"... most people forgot that the very oldest stories are, sooner or latter, about blood."
(Hogfather, Terry Pratchett)
A Revolution is about to happen in Romania.
This is the last Christmas people will legally be allowed to kill pigs by 'sticking' them.
For those who don't know what that means - basically cutting the major blood vessel in the pig's throat whist it is still alive and letting it bleed, slowly and noisily, to death - ostensibly, in order to catch as much of the blood as possible (for black pudding making) as the still beating heart pumps like mad in the extremely distressed and dying porker.
Another view might be that the European Union's animal cruelty laws are about to bang another nail in the coffin of traditional culture and ethnic life styles: Romania joins the Union on the first of January.
The two weekends before Christmas are the traditional 'Pig Killing' days in this part of the world.
I was reminded of this fact Saturday morning when the squeals of the 'first sacrificed' filled the village.
Looking across from the vantage of a hillside location, a number of large fires were being started in courtyards and a heavy haze was settling in the still air. The fires are used to burn off the bristles and to boil the copious amounts of water needed to process the carcass of a full-grown pig. Burning pig flesh and hair soon added pungency to the normal aroma of wood-smoke from domestic fires.

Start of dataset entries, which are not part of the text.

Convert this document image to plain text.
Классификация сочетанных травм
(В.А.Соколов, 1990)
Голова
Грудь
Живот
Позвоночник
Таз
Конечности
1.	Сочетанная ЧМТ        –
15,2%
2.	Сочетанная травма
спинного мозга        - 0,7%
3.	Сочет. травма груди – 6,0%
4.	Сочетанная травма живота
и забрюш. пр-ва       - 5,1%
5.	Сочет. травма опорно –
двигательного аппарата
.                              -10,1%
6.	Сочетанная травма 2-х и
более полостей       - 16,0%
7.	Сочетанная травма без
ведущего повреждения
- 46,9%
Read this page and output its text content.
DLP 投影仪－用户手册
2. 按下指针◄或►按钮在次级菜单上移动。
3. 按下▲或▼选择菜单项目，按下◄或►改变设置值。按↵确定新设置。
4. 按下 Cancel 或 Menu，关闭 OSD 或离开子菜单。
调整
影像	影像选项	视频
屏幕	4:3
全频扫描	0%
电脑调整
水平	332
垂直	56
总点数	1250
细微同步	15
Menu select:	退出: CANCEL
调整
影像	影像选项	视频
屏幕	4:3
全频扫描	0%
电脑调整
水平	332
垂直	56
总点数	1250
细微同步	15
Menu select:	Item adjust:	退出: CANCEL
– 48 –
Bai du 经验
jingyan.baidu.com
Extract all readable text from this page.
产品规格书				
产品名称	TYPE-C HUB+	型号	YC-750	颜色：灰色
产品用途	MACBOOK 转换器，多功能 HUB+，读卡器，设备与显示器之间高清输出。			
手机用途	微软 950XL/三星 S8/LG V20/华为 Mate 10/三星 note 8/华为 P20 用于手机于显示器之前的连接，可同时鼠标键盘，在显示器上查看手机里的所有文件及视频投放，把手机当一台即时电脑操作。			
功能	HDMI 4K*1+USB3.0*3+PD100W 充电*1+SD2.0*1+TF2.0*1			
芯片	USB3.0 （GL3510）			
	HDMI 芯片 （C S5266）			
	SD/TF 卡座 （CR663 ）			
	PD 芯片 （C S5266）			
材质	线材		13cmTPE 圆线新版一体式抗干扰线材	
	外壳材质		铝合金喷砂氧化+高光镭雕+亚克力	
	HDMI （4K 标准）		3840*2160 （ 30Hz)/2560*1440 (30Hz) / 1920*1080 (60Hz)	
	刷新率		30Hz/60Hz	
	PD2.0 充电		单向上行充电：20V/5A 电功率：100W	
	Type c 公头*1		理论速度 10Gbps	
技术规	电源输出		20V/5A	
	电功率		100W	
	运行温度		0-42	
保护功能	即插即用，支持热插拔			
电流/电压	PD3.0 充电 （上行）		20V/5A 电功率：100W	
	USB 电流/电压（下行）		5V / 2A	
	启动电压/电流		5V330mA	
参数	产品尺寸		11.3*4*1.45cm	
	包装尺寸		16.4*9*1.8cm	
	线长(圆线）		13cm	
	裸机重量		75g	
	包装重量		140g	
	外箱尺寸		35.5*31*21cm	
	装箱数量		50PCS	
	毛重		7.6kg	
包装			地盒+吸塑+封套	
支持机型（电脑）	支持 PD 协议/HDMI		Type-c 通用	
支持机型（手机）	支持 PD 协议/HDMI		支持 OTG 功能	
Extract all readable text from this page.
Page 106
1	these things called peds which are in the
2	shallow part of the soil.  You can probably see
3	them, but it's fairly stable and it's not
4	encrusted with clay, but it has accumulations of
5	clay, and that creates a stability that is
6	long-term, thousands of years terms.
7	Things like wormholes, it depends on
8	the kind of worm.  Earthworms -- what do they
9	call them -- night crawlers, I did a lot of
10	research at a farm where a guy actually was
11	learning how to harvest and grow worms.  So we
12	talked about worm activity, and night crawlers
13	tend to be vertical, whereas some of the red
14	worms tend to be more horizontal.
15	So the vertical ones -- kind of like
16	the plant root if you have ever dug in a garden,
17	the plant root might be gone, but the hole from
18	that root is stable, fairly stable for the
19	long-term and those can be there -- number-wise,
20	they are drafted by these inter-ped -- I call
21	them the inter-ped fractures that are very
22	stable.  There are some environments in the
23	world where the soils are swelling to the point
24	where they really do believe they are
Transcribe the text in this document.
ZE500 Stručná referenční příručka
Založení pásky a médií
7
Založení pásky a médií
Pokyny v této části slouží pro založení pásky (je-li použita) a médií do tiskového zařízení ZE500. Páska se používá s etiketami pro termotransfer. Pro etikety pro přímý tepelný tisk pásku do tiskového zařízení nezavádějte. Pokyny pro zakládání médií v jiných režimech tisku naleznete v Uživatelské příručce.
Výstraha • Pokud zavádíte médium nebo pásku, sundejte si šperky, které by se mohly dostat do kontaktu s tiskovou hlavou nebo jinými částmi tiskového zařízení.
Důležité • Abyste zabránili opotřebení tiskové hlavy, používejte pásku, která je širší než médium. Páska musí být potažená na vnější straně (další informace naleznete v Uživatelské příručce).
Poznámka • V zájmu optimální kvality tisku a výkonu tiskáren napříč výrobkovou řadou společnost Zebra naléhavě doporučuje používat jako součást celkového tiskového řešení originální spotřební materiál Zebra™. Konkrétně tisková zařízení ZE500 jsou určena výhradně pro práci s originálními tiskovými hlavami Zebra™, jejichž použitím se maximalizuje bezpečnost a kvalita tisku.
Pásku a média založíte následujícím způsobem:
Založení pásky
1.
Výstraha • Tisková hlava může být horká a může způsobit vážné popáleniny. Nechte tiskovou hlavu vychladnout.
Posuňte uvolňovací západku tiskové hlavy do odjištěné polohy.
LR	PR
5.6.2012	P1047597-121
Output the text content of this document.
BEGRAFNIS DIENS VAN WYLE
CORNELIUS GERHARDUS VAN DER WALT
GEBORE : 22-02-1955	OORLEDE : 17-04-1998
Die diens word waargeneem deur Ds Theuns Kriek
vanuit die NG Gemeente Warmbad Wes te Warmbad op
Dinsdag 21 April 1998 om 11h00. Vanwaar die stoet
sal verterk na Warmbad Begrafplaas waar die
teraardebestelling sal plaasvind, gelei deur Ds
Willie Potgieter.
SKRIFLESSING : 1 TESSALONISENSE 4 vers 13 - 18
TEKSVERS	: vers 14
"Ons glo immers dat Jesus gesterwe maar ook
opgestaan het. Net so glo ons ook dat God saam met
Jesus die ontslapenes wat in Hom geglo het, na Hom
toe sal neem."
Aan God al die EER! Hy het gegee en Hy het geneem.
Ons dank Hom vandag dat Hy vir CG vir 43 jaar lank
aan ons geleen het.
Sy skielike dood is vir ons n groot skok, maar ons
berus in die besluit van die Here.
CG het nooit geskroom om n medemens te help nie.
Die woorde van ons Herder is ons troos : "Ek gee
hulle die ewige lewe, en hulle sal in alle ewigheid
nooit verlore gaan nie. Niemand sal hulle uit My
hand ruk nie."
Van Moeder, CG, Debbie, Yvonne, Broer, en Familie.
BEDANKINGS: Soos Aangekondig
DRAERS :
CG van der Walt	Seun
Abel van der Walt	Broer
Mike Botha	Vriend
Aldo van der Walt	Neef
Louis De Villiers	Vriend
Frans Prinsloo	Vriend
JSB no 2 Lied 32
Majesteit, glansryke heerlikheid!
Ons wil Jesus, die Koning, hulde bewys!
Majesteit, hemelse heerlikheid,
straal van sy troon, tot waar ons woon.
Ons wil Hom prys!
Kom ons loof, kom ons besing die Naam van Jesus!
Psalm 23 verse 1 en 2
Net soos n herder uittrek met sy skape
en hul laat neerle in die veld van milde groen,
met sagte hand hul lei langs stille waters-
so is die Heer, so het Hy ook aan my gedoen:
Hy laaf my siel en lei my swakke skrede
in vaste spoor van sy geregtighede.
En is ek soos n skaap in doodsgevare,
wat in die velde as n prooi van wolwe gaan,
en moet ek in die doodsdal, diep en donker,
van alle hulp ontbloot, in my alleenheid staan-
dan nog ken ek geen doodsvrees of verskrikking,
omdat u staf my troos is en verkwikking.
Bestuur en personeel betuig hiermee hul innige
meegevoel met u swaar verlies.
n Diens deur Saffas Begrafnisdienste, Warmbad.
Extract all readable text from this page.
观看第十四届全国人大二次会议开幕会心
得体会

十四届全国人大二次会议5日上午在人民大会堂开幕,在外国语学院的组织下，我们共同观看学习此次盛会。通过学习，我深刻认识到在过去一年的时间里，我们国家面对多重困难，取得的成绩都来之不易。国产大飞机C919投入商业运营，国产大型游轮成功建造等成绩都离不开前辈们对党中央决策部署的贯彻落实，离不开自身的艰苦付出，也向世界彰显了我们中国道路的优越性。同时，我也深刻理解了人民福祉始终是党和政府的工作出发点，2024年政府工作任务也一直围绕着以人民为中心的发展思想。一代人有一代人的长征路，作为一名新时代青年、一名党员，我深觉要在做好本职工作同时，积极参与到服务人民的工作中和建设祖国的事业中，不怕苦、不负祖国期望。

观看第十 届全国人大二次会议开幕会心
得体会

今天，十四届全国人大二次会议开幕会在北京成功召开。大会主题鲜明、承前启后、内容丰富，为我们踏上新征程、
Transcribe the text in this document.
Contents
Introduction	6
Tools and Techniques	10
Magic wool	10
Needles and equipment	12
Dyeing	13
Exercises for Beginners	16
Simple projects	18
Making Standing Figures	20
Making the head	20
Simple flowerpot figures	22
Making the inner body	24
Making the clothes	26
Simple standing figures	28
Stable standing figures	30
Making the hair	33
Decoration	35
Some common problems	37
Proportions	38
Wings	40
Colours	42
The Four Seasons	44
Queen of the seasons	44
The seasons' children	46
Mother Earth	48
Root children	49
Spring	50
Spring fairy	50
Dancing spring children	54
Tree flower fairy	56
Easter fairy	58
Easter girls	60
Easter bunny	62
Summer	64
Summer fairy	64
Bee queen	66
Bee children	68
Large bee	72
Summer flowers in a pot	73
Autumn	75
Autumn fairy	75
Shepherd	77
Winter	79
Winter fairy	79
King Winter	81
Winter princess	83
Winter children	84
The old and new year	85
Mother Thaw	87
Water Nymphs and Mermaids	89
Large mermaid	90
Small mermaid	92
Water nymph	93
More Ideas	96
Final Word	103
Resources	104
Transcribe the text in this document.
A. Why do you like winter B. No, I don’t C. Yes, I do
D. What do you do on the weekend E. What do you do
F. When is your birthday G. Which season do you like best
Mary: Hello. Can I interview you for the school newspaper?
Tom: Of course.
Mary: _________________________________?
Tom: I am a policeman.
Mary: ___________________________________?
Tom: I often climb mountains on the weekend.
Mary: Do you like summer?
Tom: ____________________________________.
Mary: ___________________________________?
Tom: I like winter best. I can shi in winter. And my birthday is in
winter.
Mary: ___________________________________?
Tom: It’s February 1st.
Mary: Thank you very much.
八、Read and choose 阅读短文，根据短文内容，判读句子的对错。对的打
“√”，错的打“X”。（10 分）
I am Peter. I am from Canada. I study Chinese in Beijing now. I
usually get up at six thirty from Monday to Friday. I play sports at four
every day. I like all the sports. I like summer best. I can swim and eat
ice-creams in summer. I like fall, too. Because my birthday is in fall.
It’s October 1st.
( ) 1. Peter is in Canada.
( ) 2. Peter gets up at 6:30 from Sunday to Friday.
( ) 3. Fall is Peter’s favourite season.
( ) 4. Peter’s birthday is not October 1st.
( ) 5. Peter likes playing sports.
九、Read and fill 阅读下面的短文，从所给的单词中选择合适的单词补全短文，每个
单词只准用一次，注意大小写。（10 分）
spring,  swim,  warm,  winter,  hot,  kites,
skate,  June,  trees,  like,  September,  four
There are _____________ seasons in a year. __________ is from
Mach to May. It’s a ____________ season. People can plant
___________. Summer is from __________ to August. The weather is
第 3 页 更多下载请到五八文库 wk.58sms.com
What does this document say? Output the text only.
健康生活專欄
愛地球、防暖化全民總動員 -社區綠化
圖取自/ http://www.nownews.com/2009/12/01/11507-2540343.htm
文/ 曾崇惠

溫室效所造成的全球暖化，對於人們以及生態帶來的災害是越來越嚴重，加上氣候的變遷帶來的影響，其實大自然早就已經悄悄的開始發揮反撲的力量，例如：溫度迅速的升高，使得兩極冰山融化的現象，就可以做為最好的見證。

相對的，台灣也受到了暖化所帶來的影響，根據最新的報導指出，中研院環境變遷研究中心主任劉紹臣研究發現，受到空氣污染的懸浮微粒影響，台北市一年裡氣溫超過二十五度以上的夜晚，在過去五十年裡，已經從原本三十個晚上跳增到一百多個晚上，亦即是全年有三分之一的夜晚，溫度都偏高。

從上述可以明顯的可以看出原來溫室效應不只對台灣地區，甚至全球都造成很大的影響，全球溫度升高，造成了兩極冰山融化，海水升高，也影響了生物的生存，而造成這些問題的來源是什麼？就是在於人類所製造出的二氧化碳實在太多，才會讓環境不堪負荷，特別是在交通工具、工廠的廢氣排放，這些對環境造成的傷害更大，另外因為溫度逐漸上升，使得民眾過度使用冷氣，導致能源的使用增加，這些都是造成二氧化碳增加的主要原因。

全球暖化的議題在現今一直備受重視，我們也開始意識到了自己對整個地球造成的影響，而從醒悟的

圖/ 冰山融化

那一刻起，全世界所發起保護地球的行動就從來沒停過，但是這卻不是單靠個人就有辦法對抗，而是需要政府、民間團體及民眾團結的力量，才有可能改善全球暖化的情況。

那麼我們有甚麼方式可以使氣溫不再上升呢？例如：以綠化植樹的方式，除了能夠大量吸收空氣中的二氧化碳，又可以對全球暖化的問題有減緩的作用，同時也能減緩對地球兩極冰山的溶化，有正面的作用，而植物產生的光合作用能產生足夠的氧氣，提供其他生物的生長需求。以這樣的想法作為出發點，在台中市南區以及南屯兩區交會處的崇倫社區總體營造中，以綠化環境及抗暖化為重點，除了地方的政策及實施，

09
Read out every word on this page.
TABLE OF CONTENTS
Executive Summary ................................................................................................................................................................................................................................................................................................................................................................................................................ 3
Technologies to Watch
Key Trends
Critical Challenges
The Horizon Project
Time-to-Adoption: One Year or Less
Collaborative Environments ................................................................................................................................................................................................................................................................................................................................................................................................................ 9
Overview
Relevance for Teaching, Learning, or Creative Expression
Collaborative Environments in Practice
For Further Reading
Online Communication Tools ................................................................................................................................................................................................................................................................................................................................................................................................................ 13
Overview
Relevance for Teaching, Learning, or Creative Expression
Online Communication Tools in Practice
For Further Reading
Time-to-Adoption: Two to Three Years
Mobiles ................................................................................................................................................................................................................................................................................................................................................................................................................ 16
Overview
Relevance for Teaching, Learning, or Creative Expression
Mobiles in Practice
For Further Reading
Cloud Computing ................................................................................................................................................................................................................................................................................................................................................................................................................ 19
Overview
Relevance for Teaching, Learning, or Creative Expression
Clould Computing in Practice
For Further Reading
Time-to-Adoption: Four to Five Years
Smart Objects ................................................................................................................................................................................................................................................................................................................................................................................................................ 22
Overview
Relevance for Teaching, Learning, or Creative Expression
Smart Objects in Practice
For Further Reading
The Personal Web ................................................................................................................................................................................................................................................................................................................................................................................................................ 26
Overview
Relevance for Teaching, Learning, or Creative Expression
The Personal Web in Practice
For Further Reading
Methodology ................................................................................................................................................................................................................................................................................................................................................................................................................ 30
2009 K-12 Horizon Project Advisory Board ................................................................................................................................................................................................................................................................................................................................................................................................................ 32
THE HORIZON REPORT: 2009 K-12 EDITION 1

I have become quite used to 'country ways' and have little of the townie's qualms about killing animals for food (or clothing - try living without a fur hat in the cold winter temperatures of Eastern Europe, say -15 degrees Celsius, on an income of under 100 Euros a month which isn't sufficient to buy the petrol-derived-artificial-fabrics 'politically-correct' fashion dictates) but 'The Pig Killing' still makes me angry.
There is no need for it - a bullet (or bolt) in the head and hoisting the dead animal up in order to let the blood drain under gravity is just as effective (but try telling that to the 'we've always done it this way and it tastes better' brigade).
What struck me this year though was the amount of blood wasted - not many people seemed to be collecting it.
As I walked through the village to go and buy supplies of bread and beer I had to step over several streams of blood and water flowing out of the courtyards across and into the channels which run down to the valley's main brook.
A couple of times I had to step through sheets of red which had spread across the muddy road.
Once I passed a rather furtive looking dog – there are a number of mangy village mongrels whose parentage and ownership is somewhat hazy – which had taken possession of a string of guts, and was mixing bouts of furious chewing with dragging its prize to a place of comparative safety.
Another sign, I thought, that the sausages were not being made.
Then my mind went walkabout.
‘Now that’s a sight you won’t see in the centre of Manchester! In fact, when do you see blood in Manchester?’
And, ‘I bet Shakespeare saw blood as a child – in fact, they’d have been sticking pigs at this time of year in Stratford, back then.’
There is a lot of blood in Shakespeare.
Watching death on TV – even real death, in wars and executions (Christmas in Romania is the Ceaucescu-execution-on-TV season too) – is not the same. Blood is distanced. It is contained, without the smell, at the control of a switch.
In films and theatre, nowadays, it is Kensington Gore, and no matter how realistic it seems, the disbelief is suspended and deep inside the spectator’s head, it is not blood. It is not death. And most modern theatregoers have never experienced real blood and death anyway – sanitised hospitals and ‘Brompton Cocktails’ rule.
They used real blood – pig’s blood in fact – at, The Globe.
And there was a daily familiarity with the reality of killing – from childhood.
The children and grandchildren are involved in my village still – keeping the fire going, fetching and carrying, watching.
I am reminded of the drowning kitten poem of Seamus Heaney – Early Purges.
There will always be people who do the ‘dirty work’ – the executioners (and surgeons) – and killing should be humane – but the rest of the world is losing its grasp on one aspect of reality essential and omnipresent: Blood.